ABC's Dana Hughes reports from Nairobi:
Ahead of his trip to Ghana tomorrow, President Obama has invited Africans across the continent to send him a text message with their questions and thoughts. The invitation is extended on the State Department’s America.gov Website, telling Africans “Those who respond early will receive SMS highlights from his speech in Accra, Ghana, on Saturday, July 11. “
The service is being offered in both English and in French and some Africa’s most populous countries have their own short codes.
Kenya, his father’s homeland is one of those countries. There are reports that the President has received thousands of text messages. So I decided to try to text the President myself, to see what would happen.
I asked him what his take is on former U.N. chief Kofi Annan handing over a list of names, likely containing some of Kenya’s most prominent politicians, to be prosecuted by the International Criminal Court for their roles in last year’s post-election violence. “Thank you for your text message to President Obama,” the reply stated. “You are registered to receive speech updates. “ But it’s not only about having access to the speech; the White House has promised that President Obama will directly answer some of the texts and questions on local radio broadcasts throughout the continent.

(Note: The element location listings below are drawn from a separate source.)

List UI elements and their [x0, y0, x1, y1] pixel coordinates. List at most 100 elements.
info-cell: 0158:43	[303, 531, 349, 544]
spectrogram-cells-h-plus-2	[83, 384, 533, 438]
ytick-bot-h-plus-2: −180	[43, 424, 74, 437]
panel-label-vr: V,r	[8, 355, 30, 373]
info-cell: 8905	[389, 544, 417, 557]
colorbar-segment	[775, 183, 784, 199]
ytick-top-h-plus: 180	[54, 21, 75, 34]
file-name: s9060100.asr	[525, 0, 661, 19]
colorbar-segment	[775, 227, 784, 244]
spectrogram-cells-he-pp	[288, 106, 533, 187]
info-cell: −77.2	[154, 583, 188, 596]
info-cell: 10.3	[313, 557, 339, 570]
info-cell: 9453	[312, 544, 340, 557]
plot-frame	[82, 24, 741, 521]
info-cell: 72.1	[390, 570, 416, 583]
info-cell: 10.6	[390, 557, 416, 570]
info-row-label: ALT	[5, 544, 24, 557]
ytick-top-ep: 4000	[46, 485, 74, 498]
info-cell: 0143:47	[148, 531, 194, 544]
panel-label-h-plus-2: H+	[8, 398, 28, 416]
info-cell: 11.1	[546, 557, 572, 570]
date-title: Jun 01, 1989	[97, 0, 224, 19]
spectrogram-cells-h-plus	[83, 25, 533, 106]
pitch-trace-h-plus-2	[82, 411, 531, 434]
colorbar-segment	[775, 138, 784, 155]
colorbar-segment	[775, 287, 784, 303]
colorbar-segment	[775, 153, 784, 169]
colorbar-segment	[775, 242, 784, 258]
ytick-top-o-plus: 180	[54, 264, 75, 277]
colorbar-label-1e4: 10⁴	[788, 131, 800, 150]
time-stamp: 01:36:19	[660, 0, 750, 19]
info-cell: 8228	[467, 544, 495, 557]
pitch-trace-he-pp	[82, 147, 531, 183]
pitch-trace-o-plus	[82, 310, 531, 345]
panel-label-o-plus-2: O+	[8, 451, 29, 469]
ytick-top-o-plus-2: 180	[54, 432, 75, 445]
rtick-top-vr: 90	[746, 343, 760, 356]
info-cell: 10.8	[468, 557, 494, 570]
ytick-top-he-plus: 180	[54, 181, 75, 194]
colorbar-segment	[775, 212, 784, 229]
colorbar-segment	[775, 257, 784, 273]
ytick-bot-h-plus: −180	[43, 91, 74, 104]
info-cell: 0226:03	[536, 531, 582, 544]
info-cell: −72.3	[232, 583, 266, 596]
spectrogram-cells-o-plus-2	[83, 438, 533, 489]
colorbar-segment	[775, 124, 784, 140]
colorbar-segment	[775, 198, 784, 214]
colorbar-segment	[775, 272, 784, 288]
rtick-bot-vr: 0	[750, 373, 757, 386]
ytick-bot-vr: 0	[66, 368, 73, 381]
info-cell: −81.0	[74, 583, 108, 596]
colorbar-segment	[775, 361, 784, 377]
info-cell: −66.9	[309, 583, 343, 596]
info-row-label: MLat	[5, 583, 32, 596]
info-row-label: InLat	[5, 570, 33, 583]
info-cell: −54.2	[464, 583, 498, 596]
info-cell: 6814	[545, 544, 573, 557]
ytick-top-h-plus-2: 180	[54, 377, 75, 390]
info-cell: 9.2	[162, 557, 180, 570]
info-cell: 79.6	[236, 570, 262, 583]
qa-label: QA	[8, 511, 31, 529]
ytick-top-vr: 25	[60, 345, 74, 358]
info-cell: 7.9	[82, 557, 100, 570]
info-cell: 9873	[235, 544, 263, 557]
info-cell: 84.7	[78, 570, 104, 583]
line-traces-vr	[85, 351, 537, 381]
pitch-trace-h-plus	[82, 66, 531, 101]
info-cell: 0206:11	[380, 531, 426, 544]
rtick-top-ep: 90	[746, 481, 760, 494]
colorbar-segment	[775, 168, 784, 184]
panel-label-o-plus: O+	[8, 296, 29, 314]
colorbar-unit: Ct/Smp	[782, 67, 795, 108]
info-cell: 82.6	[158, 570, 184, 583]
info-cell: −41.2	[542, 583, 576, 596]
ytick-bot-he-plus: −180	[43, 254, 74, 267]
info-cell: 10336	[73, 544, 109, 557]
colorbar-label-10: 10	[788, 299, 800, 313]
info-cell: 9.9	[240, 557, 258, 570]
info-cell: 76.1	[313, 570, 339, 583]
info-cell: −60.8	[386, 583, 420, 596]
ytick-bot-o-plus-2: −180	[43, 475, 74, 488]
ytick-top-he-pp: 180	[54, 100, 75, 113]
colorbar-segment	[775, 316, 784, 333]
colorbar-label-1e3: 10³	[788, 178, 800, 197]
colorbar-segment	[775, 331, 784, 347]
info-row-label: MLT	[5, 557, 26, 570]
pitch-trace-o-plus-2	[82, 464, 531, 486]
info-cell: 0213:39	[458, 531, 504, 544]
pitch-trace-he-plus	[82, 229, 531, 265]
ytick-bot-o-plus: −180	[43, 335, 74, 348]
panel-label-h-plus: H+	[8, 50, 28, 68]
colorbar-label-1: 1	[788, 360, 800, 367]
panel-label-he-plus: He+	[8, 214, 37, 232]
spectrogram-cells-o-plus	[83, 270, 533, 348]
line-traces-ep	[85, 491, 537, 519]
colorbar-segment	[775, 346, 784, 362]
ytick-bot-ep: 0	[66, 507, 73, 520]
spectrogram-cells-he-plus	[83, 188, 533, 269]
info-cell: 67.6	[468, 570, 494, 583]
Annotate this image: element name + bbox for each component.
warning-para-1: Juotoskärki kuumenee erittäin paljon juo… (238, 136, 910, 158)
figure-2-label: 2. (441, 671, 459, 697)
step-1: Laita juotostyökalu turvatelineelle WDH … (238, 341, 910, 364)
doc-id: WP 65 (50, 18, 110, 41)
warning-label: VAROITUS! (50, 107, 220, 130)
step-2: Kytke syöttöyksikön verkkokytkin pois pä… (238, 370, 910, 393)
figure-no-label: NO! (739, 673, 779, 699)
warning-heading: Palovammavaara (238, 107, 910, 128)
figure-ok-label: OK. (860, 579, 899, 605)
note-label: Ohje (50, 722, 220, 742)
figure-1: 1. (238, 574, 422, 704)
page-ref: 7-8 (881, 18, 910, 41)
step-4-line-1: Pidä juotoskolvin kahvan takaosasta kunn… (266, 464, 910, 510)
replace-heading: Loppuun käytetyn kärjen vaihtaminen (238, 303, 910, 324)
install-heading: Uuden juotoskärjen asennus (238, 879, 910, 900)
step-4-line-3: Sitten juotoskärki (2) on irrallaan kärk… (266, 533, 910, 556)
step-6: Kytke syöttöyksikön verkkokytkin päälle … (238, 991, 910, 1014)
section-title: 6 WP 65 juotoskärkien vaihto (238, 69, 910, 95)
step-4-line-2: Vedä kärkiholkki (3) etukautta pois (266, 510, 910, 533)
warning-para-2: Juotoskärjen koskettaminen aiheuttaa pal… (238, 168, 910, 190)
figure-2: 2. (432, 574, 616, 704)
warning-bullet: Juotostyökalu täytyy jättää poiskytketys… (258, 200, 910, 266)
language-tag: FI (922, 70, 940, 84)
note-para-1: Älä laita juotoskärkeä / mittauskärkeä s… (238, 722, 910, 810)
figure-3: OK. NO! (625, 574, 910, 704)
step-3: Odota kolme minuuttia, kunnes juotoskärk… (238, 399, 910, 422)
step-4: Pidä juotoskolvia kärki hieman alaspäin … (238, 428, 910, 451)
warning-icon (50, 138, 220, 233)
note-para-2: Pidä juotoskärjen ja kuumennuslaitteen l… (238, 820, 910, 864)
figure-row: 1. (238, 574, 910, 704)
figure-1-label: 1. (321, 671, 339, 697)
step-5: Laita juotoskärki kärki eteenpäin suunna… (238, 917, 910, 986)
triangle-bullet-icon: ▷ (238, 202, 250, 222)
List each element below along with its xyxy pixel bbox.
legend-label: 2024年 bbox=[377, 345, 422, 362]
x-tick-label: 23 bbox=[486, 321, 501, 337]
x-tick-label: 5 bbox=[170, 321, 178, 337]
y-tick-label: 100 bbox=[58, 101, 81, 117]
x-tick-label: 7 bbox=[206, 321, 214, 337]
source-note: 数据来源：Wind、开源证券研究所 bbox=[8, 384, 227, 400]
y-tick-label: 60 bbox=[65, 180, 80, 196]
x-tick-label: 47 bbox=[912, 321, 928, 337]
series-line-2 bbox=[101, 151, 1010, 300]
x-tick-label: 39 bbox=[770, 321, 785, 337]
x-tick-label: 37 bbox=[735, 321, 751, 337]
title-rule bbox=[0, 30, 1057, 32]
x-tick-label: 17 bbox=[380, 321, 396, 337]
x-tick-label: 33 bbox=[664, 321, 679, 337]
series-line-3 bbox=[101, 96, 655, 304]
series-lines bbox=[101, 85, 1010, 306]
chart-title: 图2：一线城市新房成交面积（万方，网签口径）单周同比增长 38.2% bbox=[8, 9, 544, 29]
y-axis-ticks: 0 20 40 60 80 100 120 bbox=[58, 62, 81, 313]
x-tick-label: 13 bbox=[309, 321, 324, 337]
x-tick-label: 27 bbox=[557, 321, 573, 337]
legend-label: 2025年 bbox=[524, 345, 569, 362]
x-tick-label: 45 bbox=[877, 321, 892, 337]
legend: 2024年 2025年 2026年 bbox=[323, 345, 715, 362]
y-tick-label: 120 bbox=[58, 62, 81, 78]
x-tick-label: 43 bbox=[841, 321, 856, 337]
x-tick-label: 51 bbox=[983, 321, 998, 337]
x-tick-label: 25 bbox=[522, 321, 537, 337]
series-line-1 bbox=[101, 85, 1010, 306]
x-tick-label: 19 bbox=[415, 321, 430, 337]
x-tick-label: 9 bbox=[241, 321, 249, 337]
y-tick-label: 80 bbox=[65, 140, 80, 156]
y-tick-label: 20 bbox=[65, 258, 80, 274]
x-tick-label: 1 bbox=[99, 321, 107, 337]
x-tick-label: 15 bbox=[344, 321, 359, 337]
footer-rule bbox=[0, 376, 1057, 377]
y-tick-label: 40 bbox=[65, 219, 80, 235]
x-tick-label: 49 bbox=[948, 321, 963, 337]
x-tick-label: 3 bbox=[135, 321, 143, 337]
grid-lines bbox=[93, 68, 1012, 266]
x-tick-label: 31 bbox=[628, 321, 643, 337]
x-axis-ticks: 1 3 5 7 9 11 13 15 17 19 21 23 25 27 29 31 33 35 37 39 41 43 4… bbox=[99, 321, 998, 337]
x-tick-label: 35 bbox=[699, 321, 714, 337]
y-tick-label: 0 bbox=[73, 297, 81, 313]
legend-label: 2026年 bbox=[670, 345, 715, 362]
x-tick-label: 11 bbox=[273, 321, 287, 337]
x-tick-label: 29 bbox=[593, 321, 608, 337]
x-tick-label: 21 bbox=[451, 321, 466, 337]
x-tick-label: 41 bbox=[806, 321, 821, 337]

I’ve talked to a few young Kenyans who’ve texted President Obama. Some asked questions, and other wanted to send well wishes. “We don’t expect him to have all the answers to Kenya’s problems,” says John, a college student. “ But we like that he’s trying to talk to us.”
To many Africans a text message is the cheapest and easiest way to communicate when not in person. Even in some of the most remote villages, someone has a cell phone. Politicians and businessmen often use text messaging for official business. The Obama administration choosing to use cell phone technology as a way to reach out to the African people, for many, is just more confirmation that he is “ one of their own.”